In accordance with the shooting method we choose two initial values $ s^0=0.2 $ and $ s^1=0.7 $ and solve (3.15) as an initial value problem with e.g. and RK4-solver with $ \Delta x=0.1 $ and obtain the following results:.

$ m $	$ s^m $	$ \phi(s^m) $
0	0.2	-0.7650
1	0.7	-0.1774

Note that we use $ m $ as a superindex for iterations, which will be used in case of nonlinear equations. Substitution into (3.13) gives the $ s^*=0.8510 $. Subsequent use of the $ s^* $-value in the RK4-solver yields $ \phi (0.8510)=0.0001 $. We observe a good approximation to the correct value for the initial value may be found from the analytical solution as: $ y'(0)=\dfrac{1}{\sinh(1)}=0.8509 $

Figure 31: The solution $ y(x) $ of a boundary value problem resulting from two initial guesses $ y(x;s^0) $ and $ y(x;s^1) $.

The presentation above with the shooting method is chosen as it can easily be generalized to the solution of nonlinear ODEs.

Alternative approach for linear second order ODEs.

For linear second order ODEs the solution may be found in somewhat simpler fashion, by solving the following sub-problems:

Sub-problem 1 $$ \begin{align} y_0''(x)&=p(x) \cdot y_0'(x) + q(x) \cdot y_0(x) + r(x), & \qquad y_0(a)=\alpha , \quad y_0'(a)=0 \tag{3.17} \end{align} $$ and

Sub-problem 2 $$ \begin{align} y_1''(x)&=p(x) \cdot y_1'(x) + q(x) \cdot y_1(x), & \qquad y_1(a)=0 , \quad y_1'(a)=1 \tag{3.18} \end{align} $$

That is, the two sub-problems differ only by the source term $ r(x) $ and the boundary conditions. Notice that the condition $ y'(\alpha)=0 $ in (3.17) corresponds to $ s^0=0 $ and the condition $ y'(\alpha)=1 $ i (3.18) corresponds to $ s^1=1 $.
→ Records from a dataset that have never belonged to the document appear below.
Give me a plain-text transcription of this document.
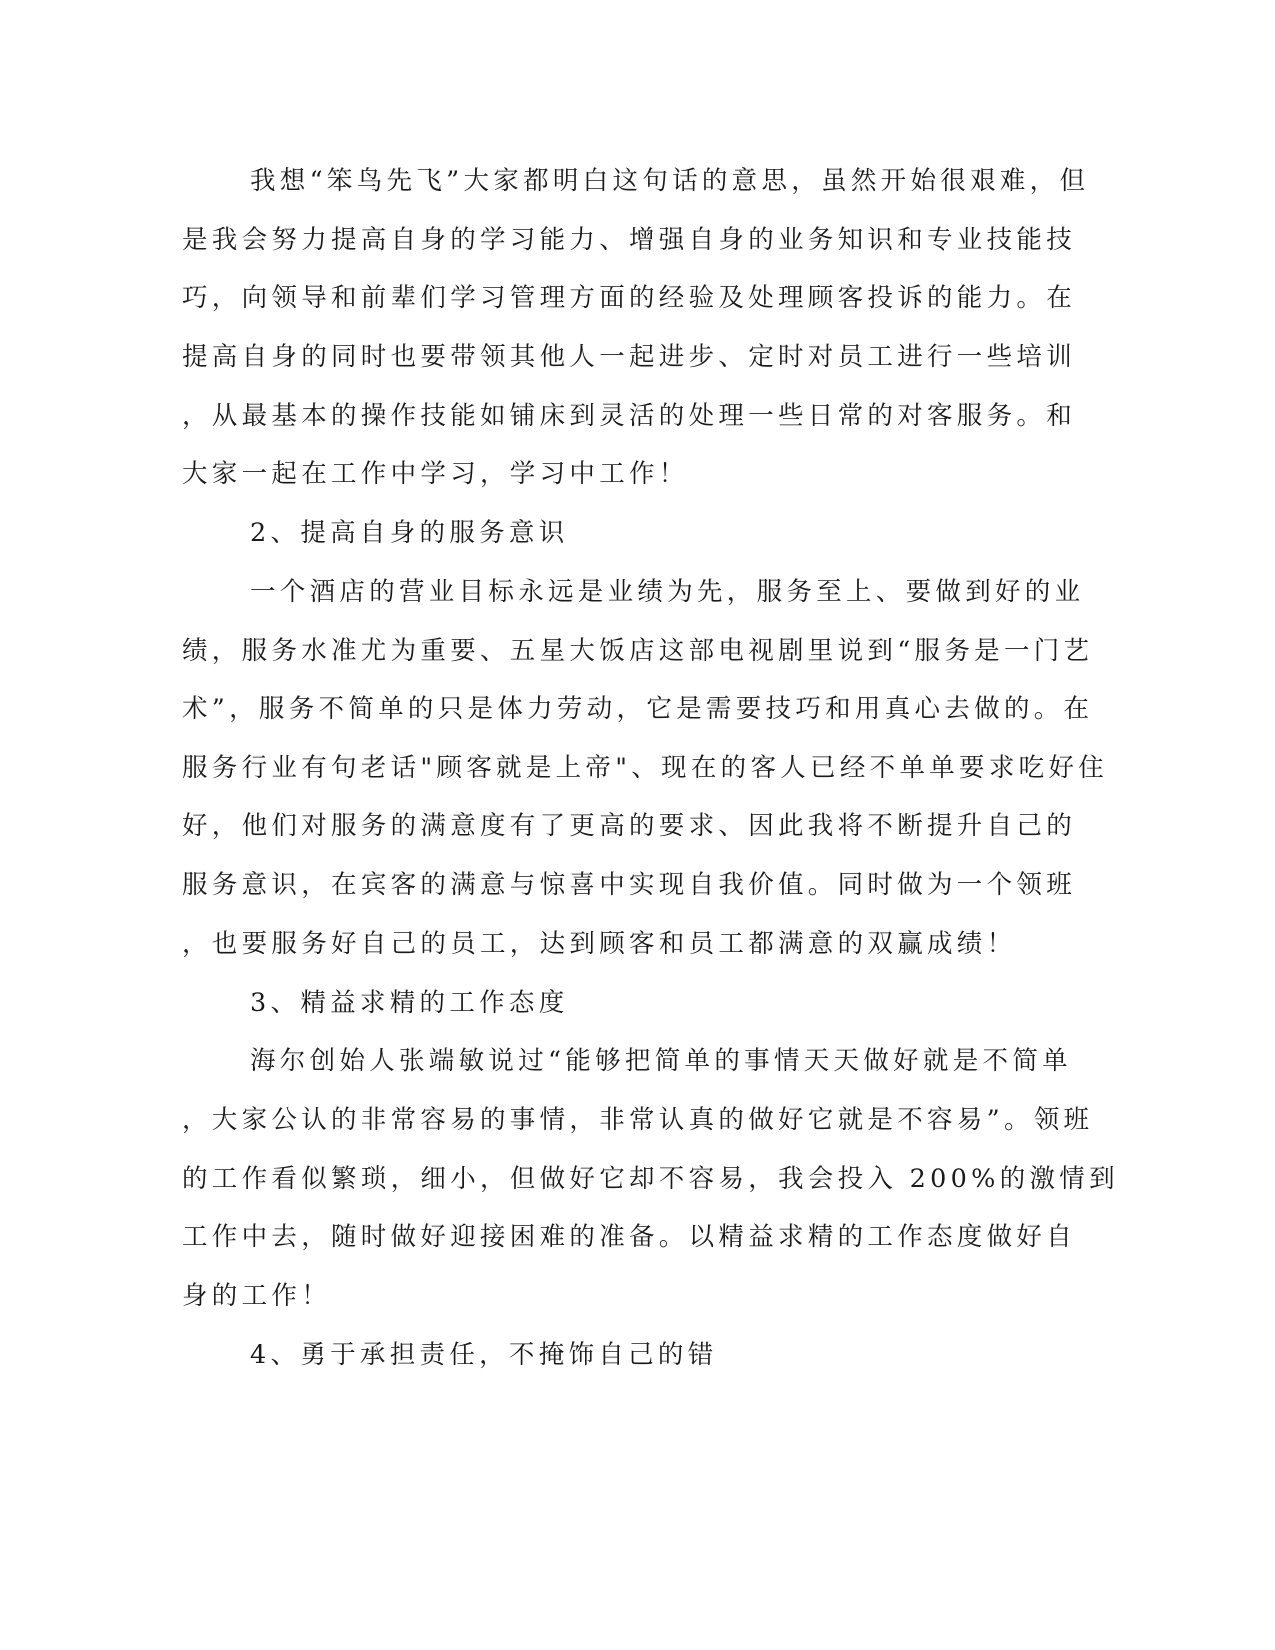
我想“笨鸟先飞”大家都明白这句话的意思，虽然开始很艰难，但
是我会努力提高自身的学习能力、增强自身的业务知识和专业技能技
巧，向领导和前辈们学习管理方面的经验及处理顾客投诉的能力。在
提高自身的同时也要带领其他人一起进步、定时对员工进行一些培训
，从最基本的操作技能如铺床到灵活的处理一些日常的对客服务。和
大家一起在工作中学习，学习中工作！
2、提高自身的服务意识
一个酒店的营业目标永远是业绩为先，服务至上、要做到好的业
绩，服务水准尤为重要、五星大饭店这部电视剧里说到“服务是一门艺
术”，服务不简单的只是体力劳动，它是需要技巧和用真心去做的。在
服务行业有句老话"顾客就是上帝"、现在的客人已经不单单要求吃好住
好，他们对服务的满意度有了更高的要求、因此我将不断提升自己的
服务意识，在宾客的满意与惊喜中实现自我价值。同时做为一个领班
，也要服务好自己的员工，达到顾客和员工都满意的双赢成绩！
3、精益求精的工作态度
海尔创始人张端敏说过“能够把简单的事情天天做好就是不简单
，大家公认的非常容易的事情，非常认真的做好它就是不容易”。领班
的工作看似繁琐，细小，但做好它却不容易，我会投入 200%的激情到
工作中去，随时做好迎接困难的准备。以精益求精的工作态度做好自
身的工作！
4、勇于承担责任，不掩饰自己的错
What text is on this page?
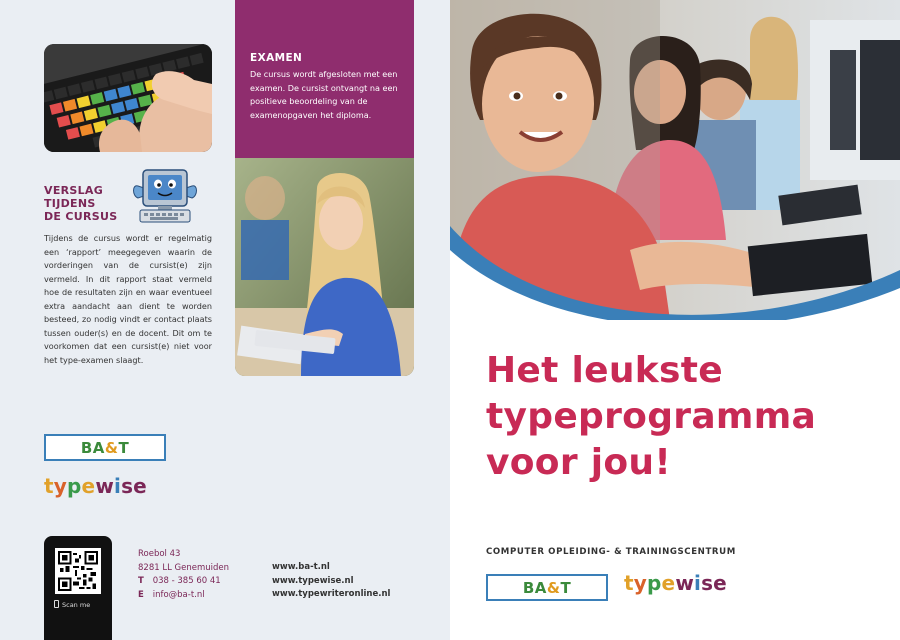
VERSLAG
TIJDENS
DE CURSUS
Tijdens de cursus wordt er regelmatig een ‘rapport’ meegegeven waarin de vorderingen van de cursist(e) zijn vermeld. In dit rapport staat vermeld hoe de resultaten zijn en waar eventueel extra aandacht aan dient te worden besteed, zo nodig vindt er contact plaats tussen ouder(s) en de docent. Dit om te voorkomen dat een cursist(e) niet voor het type-examen slaagt.
EXAMEN
De cursus wordt afgesloten met een examen. De cursist ontvangt na een positieve beoordeling van de examenopgaven het diploma.
BA&T
typewise
Scan me
Roebol 43
8281 LL Genemuiden
T 038 - 385 60 41
E info@ba-t.nl
www.ba-t.nl
www.typewise.nl
www.typewriteronline.nl
Het leukste
typeprogramma
voor jou!
COMPUTER OPLEIDING- & TRAININGSCENTRUM
BA&T	typewise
Let $ y_0(x) $ represent the solution to (3.17) and $ y_1(x) $ be the solution to (3.18). The complete solution of the boundary value problem in (3.6) with the boundary conditions (3.7) may then be shown to be: $$ \begin{equation} y(x)=y_0(x) + \left[\frac{\beta - y_0(b)}{y_1(b)}\right]\cdot y_1(x) = y_0(x) - \left[\frac{\phi^0}{\phi^1+\beta}\right]\cdot y_1(x) \tag{3.19} \end{equation} $$

with $ s^0=0 $ and $ s^1=1 $. Note that the solution of (3.17) corresponds to a particular solution of (3.1) and (3.4), and that the solution of (3.18) corresponds to the homogenous solution of (3.1) and (3.4) as the source term is missing. From general theory on ODEs we know that the full solution may be found by the sum of a particular solution and the homogenous solution, given that the boundary conditions are satisfied.